いつものカウンターの席に腰を落ち着けた彼は珈琲を注文し、いつものように文庫本を出す…かと思ったら今日は違った。パチリと合った視線にどうしたのかと首を傾げれば「いま話しかけていい?」と口を開いた。
「勿論。どうしたの?」
「いや…高原さん、音駒のマネージャーやらないのかなって思って」
「おぉ…唐突だね。まぁ、知っての通りバイトしてるからね。なんでそんなことを?」
「木兎さんに次の合宿に高原さんは多分いないって話をしたらめっちゃ絡まれてさ…。この際ハッキリと理由聞いて、木兎さんに説明しようと思って」
「あー…なんかごめん。雪絵ちゃん達に説明してもらおうって魂胆は確かにあった」
でもそうやって寂しがってくれるのは嬉しいなぁ、と笑うと赤葦くんも呆れたように笑みを浮かべた。一口珈琲を口にした彼は小さく「美味しい」と呟いた。やっぱり私はこの空間が好きだなぁ。マネージャーが嫌という訳ではなく、純粋にここで働くのが楽しい。兼業してどちらかが疎かになるぐらいなら私はどちらかだけを選んでいたいというだけだ。

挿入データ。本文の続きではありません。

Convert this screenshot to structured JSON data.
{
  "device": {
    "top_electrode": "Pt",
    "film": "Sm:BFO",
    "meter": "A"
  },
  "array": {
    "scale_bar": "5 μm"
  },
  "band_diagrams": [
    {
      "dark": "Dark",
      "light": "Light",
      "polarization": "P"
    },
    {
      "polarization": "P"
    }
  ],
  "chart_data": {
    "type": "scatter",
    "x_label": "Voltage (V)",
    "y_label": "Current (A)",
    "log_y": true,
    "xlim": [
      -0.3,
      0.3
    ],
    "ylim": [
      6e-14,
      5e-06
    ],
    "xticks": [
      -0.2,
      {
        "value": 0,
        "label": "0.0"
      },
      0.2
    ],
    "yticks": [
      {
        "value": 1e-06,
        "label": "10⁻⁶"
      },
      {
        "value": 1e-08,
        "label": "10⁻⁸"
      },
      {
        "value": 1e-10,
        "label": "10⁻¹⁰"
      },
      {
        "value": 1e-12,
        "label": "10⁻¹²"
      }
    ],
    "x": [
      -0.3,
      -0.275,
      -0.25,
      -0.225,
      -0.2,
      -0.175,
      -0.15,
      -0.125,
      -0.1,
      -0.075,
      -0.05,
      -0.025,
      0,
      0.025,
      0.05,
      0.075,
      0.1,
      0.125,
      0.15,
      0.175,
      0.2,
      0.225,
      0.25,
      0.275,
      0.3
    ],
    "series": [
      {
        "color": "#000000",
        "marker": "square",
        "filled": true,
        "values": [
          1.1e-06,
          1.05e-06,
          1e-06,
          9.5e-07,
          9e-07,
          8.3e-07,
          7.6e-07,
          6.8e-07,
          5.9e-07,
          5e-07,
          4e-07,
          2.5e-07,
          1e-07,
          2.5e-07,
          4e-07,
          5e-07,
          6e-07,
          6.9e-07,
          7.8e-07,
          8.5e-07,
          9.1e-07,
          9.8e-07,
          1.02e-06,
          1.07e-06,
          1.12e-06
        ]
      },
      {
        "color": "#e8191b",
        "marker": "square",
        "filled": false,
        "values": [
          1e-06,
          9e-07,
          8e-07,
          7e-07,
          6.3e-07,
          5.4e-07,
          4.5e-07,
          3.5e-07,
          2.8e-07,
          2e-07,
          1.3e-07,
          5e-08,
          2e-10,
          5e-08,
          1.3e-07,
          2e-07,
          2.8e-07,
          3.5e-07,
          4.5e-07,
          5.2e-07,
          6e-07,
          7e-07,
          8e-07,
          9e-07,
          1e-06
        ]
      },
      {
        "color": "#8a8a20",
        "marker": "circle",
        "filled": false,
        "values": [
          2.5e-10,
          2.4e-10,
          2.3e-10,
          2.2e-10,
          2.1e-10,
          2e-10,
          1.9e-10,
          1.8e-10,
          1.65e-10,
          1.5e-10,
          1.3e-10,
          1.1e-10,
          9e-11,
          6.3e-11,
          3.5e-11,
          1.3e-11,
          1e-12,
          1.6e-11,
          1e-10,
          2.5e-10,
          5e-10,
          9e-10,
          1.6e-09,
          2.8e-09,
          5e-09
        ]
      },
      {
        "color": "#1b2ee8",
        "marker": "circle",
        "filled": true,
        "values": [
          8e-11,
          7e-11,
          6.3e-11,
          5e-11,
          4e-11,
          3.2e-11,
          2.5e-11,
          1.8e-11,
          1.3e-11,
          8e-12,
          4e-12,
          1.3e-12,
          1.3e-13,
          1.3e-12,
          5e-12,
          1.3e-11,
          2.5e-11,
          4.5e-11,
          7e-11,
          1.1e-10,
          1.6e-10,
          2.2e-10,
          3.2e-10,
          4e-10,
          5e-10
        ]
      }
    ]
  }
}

「でももし高原さんが梟谷だったら絶対マネージャーお願いしてた」
「ええっ?かおりちゃんや雪絵ちゃんという美人マネージャーを持ちながら…」
「あの人達ももちろん頼れるけどね。高原さんも色々考えて行動してくれるでしょ。そういうのを側で見ていたいだけだよ」
「ふーん…?まぁ、雪絵ちゃん達とは学年も違うしね。後釜としてはお役に立てたかもだね」
「それに俺、高原さんと一緒にいるの結構好きだしね」
「…赤葦くんモテるでしょ」
「モテないよ。誰にでもこういうこという訳じゃないし」
「…うーん、イケメン怖…」
立っている私をニヤリと笑いながら見上げる彼の意地悪な顔よ…。からかわれてはなるまい、と表情を引き締めた。のに「耳赤いよ」と指摘されてしまい、私は赤葦くんに敵わないということが判明致しました。本当にありがとうございました。
でも、こうやってカフェでやり取りするのは楽しくて、この時間を失いたくないなとも思った。